$\newcommand\Spec{\operatorname{Spec}}
\newcommand\p{\mathfrak{p}}
\newcommand{\longmapsfrom}{\longleftarrow\!\shortmid}
\newcommand{\a}{\mathfrak{a}}
\newcommand{\p}{\mathfrak{p}}$Hello,
I am trying to find references for this result regarding properties of the closed sets of the spectrum of a ring:
Proposition. Let $A$ be a ring (commutative and unital). There is a one-to-one correspondence
\begin{align*}
\begin{Bmatrix}
\text{Closed sub-}\\\text{sets of }\Spec A
\end{Bmatrix}
&\longleftrightarrow
\begin{Bmatrix}
\text{Radical}\\\text{ideals of }A
\end{Bmatrix}\\
X&\longmapsto I(X)=\bigcap_{\p\in X}\p\\
V(\a)&\longmapsfrom\a
\end{align*}
Moreover, the maps $I(-)$ and $V(-)$ restrict to a one-to-one correspondence between the irreducible closed subsets of $\Spec A$ and the prime ideals of $A$, and we have $V(\p)=\overline{\{\p\}}$ for $\p\subset A$ prime. The latter implies that $\Spec A$ is a sober topological space.
(The first claim is "the Nullstellensatz for the spectrum of a ring.")

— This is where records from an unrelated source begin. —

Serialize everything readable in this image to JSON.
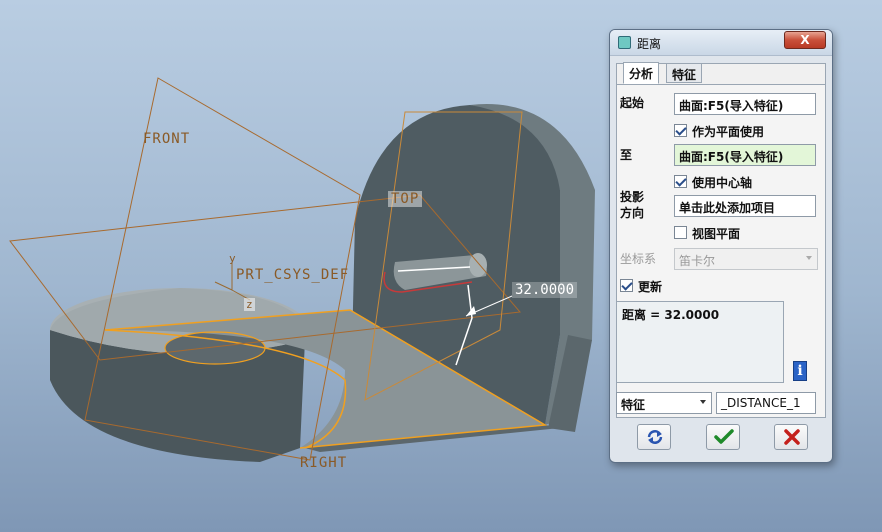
{
  "viewport": {
    "plane_front": "FRONT",
    "plane_top": "TOP",
    "plane_right": "RIGHT",
    "csys_label": "PRT_CSYS_DEF",
    "axis_y": "y",
    "axis_z": "z",
    "dimension_value": "32.0000"
  },
  "dialog": {
    "title": "距离",
    "close_symbol": "X",
    "tabs": [
      {
        "label": "分析",
        "active": true
      },
      {
        "label": "特征",
        "active": false
      }
    ],
    "from_label": "起始",
    "from_value": "曲面:F5(导入特征)",
    "use_as_plane_label": "作为平面使用",
    "use_as_plane_checked": true,
    "to_label": "至",
    "to_value": "曲面:F5(导入特征)",
    "use_center_axis_label": "使用中心轴",
    "use_center_axis_checked": true,
    "projection_label_line1": "投影",
    "projection_label_line2": "方向",
    "projection_value": "单击此处添加项目",
    "view_plane_label": "视图平面",
    "view_plane_checked": false,
    "csys_type_label": "坐标系",
    "csys_type_value": "笛卡尔",
    "update_label": "更新",
    "update_checked": true,
    "result_text": "距离 = 32.0000",
    "info_symbol": "i",
    "feature_select_value": "特征",
    "feature_name_value": "_DISTANCE_1"
  },
  "icons": {
    "repeat": "repeat-icon",
    "ok": "checkmark-icon",
    "cancel": "cross-icon",
    "info": "info-icon"
  },
  "colors": {
    "highlight_edge": "#f0a020",
    "datum_plane": "#8a5a26",
    "ok_green": "#1f8a2a",
    "cancel_red": "#c4201c"
  }
}
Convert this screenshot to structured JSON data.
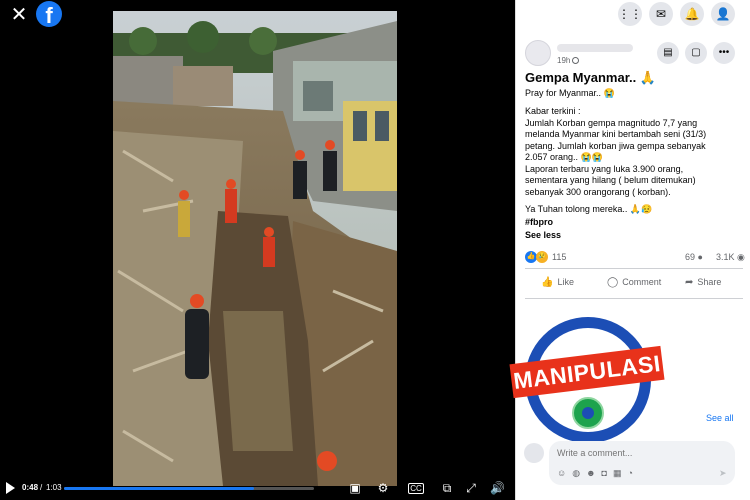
{
  "viewer": {
    "close_icon": "close-icon",
    "logo_text": "f",
    "controls": {
      "current_time": "0:48",
      "separator": "/",
      "total_time": "1:03",
      "progress_fraction": 0.76
    }
  },
  "topbar": {
    "icons": [
      "menu-grid-icon",
      "messenger-icon",
      "bell-icon",
      "profile-icon"
    ]
  },
  "post": {
    "time": "19h",
    "title": "Gempa Myanmar.. 🙏",
    "subtitle": "Pray for Myanmar.. 😭",
    "body_lines": [
      "Kabar terkini :",
      "Jumlah Korban gempa magnitudo 7,7 yang",
      "melanda Myanmar kini bertambah seni (31/3)",
      "petang. Jumlah korban jiwa gempa sebanyak",
      "2.057 orang.. 😭😭",
      "Laporan terbaru yang luka 3.900 orang,",
      "sementara yang hilang ( belum ditemukan)",
      "sebanyak 300 orangorang ( korban)."
    ],
    "closing_line": "Ya Tuhan tolong mereka.. 🙏😥",
    "hashtag": "#fbpro",
    "see_less": "See less",
    "reaction_count": "115",
    "comment_count": "69",
    "view_count": "3.1K",
    "actions": {
      "like": "Like",
      "comment": "Comment",
      "share": "Share"
    }
  },
  "stamp": {
    "label": "MANIPULASI"
  },
  "comments": {
    "see_all": "See all",
    "placeholder": "Write a comment..."
  },
  "colors": {
    "facebook_blue": "#1877f2",
    "stamp_red": "#e8321b",
    "stamp_blue": "#1c4eb5"
  }
}
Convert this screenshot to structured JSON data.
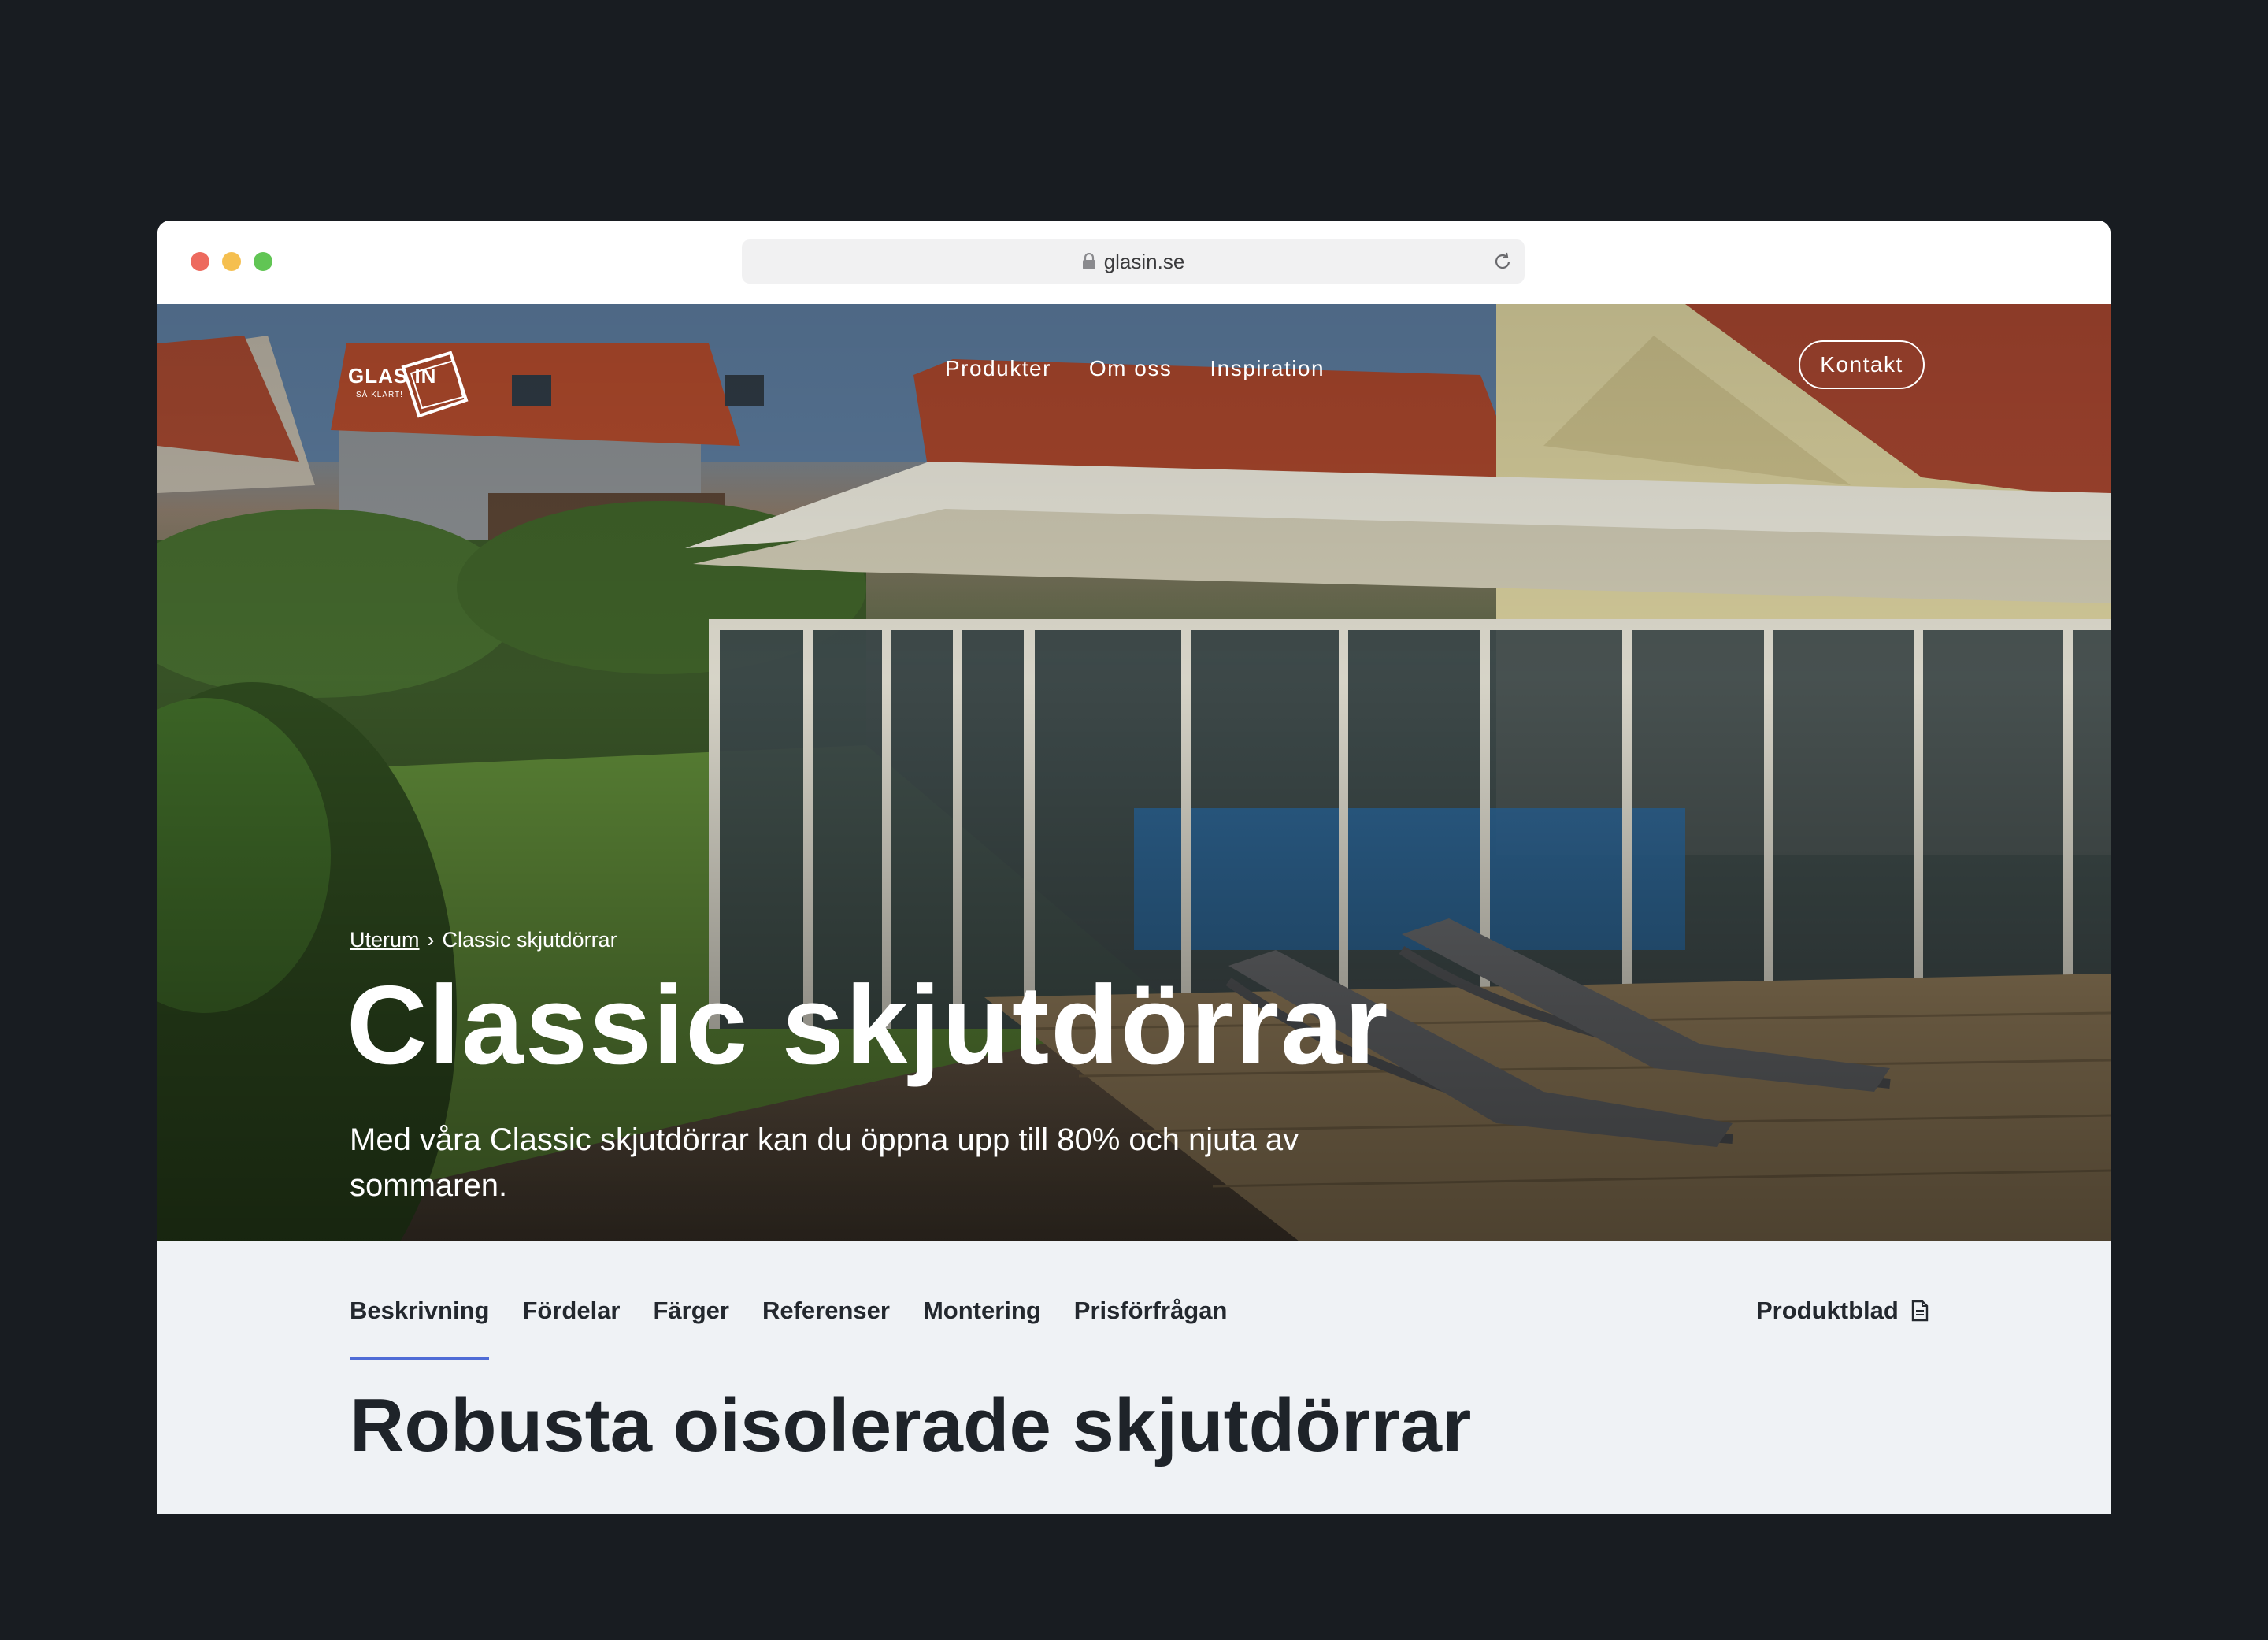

This result appears in Vakil's book, Theorem 3.7.1 and Exercise 3.7.F, and the proof is left as an exercise. However, I wanted to know if this proposition shows up in other standard AlgGeom or CommAlg books or references, if possible with proof (I already know the proof, I just want references). In particular, I haven't found it in Hartshorne's book.
Even though I am interested in finding a mention of the result in the literature, for completeness, here is a proof:
By logical reasons, for any ideal $\a\subset A$ one can verify that $V(I(V(\a)))=V(\a)$ (so the map $I(-)$ in the statement of the proposition is injective), and that $I(V(\a))\supset\sqrt{\a}$. If we use the axiom of choice, we can deduce the other contention and therefore that $I(V(\a))=\sqrt{\a}$ (Atiyah-MacDonald, Proposition 1.14). (This part of the proof was suggested by LT1918.)
Suppose now that $\p\subset A$ is prime. Then $V(\p)\cong\Spec(A/\p)$ as topological spaces (SP, tag 00E5), and the latter is irreducible since the spectrum of an integral domain is irreducible. Conversely, suppose $\a\subset A$ is a radical but non-prime ideal, and let $f,g\in A$ be such that $fg\in\a$ but $f,g\not\in\a$. Then $D(f)\cap V(\a)$ and $D(g)\cap V(\a)$ are non-empty (use that $\a=\bigcap_{\substack{\p\in\Spec A\\\p\supset\a}}\p$) open sets of $V(\a)$ whose intersection is $D(f)\cap D(g)\cap V(\a)=D(fg)\cap V(\a)=\varnothing$, so $V(\a)$ is reducible.
Finally, for the last claim, let $\p\in\Spec A$ and suppose $\p\in V(\a)$. Then $\p\supset\a$, so $V(\p)\subset V(\a)$. This means that $V(\p)$ is the smallest closed set containing $\p$, i.e., $V(\p)=\overline{\{\p\}}$.
Best Answer
This is Proposition 12.10 of these lecture notes from A. Gathmann.